The confusion matrix in
Figure 7 is a comparison of the different bearing fault diagnostic models with signal-to-noise ratios of −5 dB. The confusion matrix plot of the model in this paper has the highest accuracy, and lowest misidentification rates. This paper shows how the methods can be used to achieve high-precision diagnosis with robustness in noisy environments.
The outputs of each model are visualized using t-SNE at a signal-to-noise ratio of −5 dB. The graph (d), in
Figure 8, shows that this model is superior to other deep learning models in clustering fault features and identifying bearings of different health states. It also provides a more accurate classification.

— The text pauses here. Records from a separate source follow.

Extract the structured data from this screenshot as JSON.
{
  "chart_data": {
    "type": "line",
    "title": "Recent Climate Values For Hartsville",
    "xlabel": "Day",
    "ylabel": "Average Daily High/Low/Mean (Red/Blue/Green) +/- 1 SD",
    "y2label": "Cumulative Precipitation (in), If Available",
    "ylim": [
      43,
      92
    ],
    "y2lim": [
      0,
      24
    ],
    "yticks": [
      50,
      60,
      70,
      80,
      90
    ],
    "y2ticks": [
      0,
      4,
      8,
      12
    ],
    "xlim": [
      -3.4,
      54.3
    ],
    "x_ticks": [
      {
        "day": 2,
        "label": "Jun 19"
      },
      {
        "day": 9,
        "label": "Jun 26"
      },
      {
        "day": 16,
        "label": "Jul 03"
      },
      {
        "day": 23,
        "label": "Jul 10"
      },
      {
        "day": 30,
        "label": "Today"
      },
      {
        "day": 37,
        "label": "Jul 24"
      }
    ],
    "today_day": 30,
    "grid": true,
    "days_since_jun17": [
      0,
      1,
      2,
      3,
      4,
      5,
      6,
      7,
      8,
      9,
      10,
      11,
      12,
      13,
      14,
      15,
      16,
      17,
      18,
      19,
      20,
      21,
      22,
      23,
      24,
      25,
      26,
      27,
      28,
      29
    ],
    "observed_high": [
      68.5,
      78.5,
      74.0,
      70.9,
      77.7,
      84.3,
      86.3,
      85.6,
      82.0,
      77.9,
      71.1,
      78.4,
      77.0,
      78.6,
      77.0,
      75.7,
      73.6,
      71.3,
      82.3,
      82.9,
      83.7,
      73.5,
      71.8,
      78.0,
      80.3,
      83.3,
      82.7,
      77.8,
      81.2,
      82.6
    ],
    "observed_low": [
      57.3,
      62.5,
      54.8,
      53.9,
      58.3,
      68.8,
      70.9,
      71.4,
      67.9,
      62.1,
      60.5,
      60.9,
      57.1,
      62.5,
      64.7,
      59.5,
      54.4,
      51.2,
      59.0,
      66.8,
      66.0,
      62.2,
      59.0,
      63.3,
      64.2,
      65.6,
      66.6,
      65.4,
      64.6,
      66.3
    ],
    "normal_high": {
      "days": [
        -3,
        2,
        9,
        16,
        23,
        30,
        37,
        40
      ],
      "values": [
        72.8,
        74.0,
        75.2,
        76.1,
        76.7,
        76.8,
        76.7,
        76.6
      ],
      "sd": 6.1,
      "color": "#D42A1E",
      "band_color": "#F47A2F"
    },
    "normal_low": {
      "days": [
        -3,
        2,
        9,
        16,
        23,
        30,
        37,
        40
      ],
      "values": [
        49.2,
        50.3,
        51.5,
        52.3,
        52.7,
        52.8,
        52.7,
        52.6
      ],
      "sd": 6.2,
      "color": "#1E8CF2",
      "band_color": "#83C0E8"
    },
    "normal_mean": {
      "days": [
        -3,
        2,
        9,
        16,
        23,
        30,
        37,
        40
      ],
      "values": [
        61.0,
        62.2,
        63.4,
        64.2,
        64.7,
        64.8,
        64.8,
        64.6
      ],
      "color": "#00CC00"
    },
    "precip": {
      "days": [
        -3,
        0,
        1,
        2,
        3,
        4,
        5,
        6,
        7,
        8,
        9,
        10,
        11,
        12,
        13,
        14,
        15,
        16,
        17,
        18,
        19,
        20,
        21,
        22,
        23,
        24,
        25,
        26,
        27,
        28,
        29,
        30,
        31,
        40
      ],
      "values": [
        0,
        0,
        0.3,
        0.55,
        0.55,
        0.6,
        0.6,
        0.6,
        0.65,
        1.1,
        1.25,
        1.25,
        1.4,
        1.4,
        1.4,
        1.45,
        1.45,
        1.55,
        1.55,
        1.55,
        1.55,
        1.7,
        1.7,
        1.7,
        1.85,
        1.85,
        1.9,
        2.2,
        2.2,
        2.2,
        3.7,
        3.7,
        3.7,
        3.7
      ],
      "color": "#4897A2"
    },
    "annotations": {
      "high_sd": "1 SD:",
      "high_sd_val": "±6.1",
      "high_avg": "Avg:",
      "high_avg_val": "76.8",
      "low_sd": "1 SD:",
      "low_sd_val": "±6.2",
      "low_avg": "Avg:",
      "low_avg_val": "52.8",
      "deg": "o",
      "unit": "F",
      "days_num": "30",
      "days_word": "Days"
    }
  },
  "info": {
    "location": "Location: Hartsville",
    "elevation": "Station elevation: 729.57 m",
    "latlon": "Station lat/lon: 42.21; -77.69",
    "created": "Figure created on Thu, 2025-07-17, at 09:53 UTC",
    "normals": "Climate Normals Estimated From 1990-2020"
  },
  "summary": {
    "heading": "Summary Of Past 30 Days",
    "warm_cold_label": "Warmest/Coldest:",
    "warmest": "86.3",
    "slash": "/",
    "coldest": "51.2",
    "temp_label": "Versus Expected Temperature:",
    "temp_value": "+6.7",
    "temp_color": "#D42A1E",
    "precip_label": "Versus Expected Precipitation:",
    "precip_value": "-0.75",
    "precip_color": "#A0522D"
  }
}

4.5. Single Noise Experiment
In the above noise experiments, we used Gauss and Laplace noise as input noises, but also added Gauss, Poisson, and Salt-and Pepper noises to the signal. These two experiments showed that adding Salt-and-Pepper noise and Poisson to the vibration signals reduced the accuracy of the models. The following experiments will be based on this model, and we will add Salt-and-Pepper noise and Poisson to the vibration signals as one input signal to investigate the impact of the two noise types on bearing fault diagnosis.
The experiment yielded
Table 11, which showed that a single Salt-and-Pepper noise caused more localized damage, making it harder for the model to extract effective features. This led to relatively poor diagnostic accuracy. The model is still able to perform well despite a Salt-and-Pepper noise. Its accuracy remains over 85%. We usually believe that noise in vibration signal processing will reduce the recognition of certain features. This, in turn, affects the accuracy. However, experimental results show that the simultaneous addition of Gauss noise, Salt-and-Pepper noise, and Poisson noise to the signal, on the contrary, achieves a higher recognition accuracy than when pretzel noise is added alone. From the perspective of noise type, Salt-and-Pepper noise is a sparse discrete noise, which is mainly manifested by the abrupt change of individual points in the signal, and it is very easy to destroy the continuity and local characteristics of the signal, whereas Gauss noise is a kind of additive continuous and widely distributed random noise [
31]. When these two types of noise act together on the vibration signal, a “complementary effect” is formed to some extent [
32], and the Gauss noise smooths out some of the extreme pretzel points to make the signal trend more coherent, which helps the model to extract effective features. From the perspective of signal preprocessing and feature extraction, the main components of the signal after multi-noise perturbation are still preserved when it is processed by filtering (e.g., continuous wavelet transform) or feature extraction, while the Salt-and-Pepper noise may be diluted in the frequency domain, which has less impact on the fault features. As a result, the model can focus more on stable, global information rather than being misled by local noise. The introduction of multiple noises not only effectively counteracts the local destructive effect of a single noise type on model training, but also enhances the model’s ability to adapt to complex disturbed environments. This “noise against noise” strategy [
33], to a certain extent, improves the accuracy of bearing fault diagnosis in the noise environment. The accuracy of this model is almost 100% in the Poisson environment. This indicates that it can deal well with vibration signals containing Poisson sound.